No es extraño que el pelotazale acuda a veces al frontón a presenciar el debut de una joven promesa en vez del partido estelar programado en el festival. No soy experto en la materia y tendré que consultarlo con el amigo Javier en mi próxima visita a Azpeitia, pero juraría que en las plazas de toros sucede algo similar con los novilleros que se disponen a tomar la alternativa. Es con ese espíritu con el que me situé delante de la televisión el martes a ver la estrafalaria moción de censura del Congreso de los Diputados español.

Lo cierto es que lo único políticamente relevante que ha sucedido en Madrid durante los últimos días ha sido el bautizo de Yolanda Díaz como (presunta) líder del espacio que habita a la izquierda del PSOE. Y ello ha sido así porque Pedro Sánchez decidió cederle el tercio de banderillas –seguimos con los símiles taurinos–, en detrimento de otras líderes coaligadas con las que no parece sintonizar tanto.
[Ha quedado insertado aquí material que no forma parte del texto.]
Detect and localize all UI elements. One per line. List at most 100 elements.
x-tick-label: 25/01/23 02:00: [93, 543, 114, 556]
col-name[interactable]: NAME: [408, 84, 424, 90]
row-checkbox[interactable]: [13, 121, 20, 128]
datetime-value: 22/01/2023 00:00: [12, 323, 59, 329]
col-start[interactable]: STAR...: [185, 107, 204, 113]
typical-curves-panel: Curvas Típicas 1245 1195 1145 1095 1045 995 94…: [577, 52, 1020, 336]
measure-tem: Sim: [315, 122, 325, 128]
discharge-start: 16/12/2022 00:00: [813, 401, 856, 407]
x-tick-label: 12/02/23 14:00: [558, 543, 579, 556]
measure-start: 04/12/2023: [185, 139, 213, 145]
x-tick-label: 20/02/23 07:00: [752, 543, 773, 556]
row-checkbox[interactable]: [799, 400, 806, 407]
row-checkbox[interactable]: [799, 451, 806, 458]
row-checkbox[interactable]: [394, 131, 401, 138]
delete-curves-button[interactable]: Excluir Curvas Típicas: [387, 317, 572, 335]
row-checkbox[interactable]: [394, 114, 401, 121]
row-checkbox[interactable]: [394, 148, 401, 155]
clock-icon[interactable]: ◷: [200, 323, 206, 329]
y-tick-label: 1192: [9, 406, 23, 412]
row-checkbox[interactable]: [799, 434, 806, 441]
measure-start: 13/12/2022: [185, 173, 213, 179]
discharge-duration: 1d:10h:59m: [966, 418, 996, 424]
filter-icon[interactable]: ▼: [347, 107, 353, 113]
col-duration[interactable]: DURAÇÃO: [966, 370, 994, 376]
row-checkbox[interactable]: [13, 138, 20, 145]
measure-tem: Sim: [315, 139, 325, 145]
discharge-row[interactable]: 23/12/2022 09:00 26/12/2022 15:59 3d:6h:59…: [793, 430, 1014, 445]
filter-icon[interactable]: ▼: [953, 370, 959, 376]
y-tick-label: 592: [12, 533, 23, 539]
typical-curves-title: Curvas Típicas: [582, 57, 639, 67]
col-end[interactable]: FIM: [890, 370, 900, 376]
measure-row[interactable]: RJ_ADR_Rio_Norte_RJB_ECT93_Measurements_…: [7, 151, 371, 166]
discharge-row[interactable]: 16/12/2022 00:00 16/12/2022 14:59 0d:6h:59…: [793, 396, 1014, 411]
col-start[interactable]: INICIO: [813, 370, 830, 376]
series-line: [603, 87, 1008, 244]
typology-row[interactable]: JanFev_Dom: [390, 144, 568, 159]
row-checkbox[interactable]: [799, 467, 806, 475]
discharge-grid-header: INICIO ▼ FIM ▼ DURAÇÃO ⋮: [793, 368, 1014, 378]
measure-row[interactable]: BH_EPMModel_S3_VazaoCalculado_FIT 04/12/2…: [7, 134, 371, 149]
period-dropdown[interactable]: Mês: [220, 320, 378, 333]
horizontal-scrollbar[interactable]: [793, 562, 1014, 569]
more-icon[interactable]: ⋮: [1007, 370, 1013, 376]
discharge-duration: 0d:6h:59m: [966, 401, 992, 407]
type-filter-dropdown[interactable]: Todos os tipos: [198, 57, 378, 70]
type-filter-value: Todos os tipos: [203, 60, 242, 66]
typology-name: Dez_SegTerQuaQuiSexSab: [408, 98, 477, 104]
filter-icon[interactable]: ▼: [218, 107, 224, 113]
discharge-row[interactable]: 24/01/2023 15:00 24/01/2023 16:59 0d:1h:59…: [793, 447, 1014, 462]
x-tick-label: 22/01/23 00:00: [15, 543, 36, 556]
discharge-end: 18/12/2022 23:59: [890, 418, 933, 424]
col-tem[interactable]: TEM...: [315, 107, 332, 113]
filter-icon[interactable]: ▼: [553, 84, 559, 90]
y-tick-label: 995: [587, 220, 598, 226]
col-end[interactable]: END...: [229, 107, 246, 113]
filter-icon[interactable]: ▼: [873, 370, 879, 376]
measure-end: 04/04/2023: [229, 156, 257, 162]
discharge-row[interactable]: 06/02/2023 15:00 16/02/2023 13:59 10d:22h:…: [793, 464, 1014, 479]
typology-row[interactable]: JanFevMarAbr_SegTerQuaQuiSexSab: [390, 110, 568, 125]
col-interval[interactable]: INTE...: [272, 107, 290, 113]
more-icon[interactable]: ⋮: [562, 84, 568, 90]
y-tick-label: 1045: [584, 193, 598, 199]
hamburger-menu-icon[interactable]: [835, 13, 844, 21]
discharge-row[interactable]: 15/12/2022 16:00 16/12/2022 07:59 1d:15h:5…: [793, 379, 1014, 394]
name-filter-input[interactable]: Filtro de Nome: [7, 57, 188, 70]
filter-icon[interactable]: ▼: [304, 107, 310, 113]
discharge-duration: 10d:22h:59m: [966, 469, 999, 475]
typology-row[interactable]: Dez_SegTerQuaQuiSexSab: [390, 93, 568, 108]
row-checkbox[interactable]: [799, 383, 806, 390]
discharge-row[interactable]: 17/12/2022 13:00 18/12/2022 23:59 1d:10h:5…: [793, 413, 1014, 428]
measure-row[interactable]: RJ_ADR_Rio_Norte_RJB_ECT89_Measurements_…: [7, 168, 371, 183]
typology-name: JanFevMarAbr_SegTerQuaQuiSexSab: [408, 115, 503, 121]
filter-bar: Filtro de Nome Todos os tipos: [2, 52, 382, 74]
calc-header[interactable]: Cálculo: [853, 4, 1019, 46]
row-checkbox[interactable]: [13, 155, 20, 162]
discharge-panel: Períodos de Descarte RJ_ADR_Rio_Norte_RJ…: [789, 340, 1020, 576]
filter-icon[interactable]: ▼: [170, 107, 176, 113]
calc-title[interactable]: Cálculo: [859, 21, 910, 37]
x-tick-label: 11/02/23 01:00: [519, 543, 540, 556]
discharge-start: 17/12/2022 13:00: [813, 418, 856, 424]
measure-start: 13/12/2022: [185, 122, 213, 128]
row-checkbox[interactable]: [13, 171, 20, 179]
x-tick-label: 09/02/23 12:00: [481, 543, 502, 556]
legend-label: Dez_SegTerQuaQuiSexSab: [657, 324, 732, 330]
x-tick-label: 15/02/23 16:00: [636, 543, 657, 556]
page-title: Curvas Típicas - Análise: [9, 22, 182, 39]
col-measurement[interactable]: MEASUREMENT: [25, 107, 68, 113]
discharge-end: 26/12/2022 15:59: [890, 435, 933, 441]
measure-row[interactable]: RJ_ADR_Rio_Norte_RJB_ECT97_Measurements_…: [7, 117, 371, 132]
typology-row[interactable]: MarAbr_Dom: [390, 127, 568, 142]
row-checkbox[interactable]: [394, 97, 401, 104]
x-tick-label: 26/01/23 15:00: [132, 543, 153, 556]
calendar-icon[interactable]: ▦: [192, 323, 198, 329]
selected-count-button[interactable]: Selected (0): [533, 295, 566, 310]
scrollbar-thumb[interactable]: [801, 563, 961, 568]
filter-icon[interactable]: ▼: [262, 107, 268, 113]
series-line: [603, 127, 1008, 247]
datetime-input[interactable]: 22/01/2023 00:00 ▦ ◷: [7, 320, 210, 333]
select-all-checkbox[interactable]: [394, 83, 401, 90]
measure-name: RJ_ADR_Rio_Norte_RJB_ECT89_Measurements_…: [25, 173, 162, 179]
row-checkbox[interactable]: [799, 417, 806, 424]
Vista desde fuera, la cuestión resulta chocante, incluso humillante para unos morados que observan atónitos que un dirigente ajeno se ponga a cocinar en su propia casa; pero parece evidente que el presuntuoso presidente español ha decidido que es con la dirigente gallega con la que tiene más posibilidades de seguir gobernando tras las elecciones generales.
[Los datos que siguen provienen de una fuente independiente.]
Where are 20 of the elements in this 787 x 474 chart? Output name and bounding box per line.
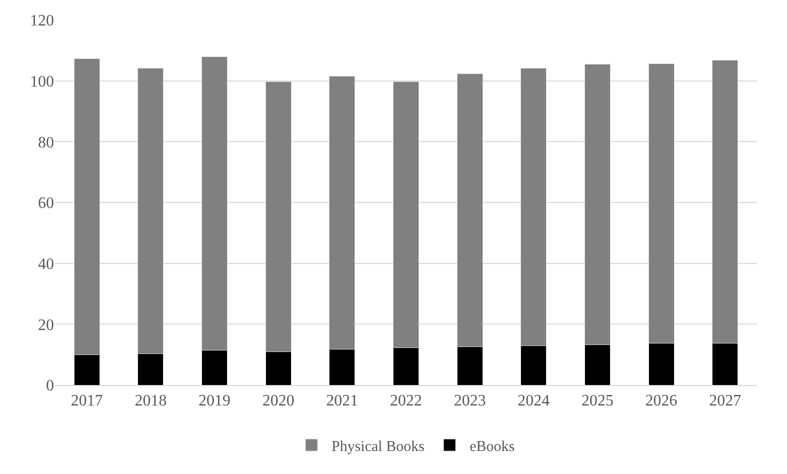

A nadie se le oculta que el podemismo vive tiempos de turbulencias y tiene ante sí la imperiosa necesidad de reformularse, cuestión en la que Pablo Iglesias no está ayudando con su extraña actitud. Aquí entre nosotros, además, de sus resultados en las elecciones de mayo pueden depender no pocas alcaldías. Pero pretender por ello ningunear y menospreciar a todo un movimiento político para tratar de sustituirlo resulta tan torpe como suicida. Yolanda Díaz y los suyos deberían fijarse en aquello que advertía Fray Luis de León: lo que en breve sube en alto asiento, suele desfallecer apresurado. Aunque también es verdad que antes debieron hacerlo otros.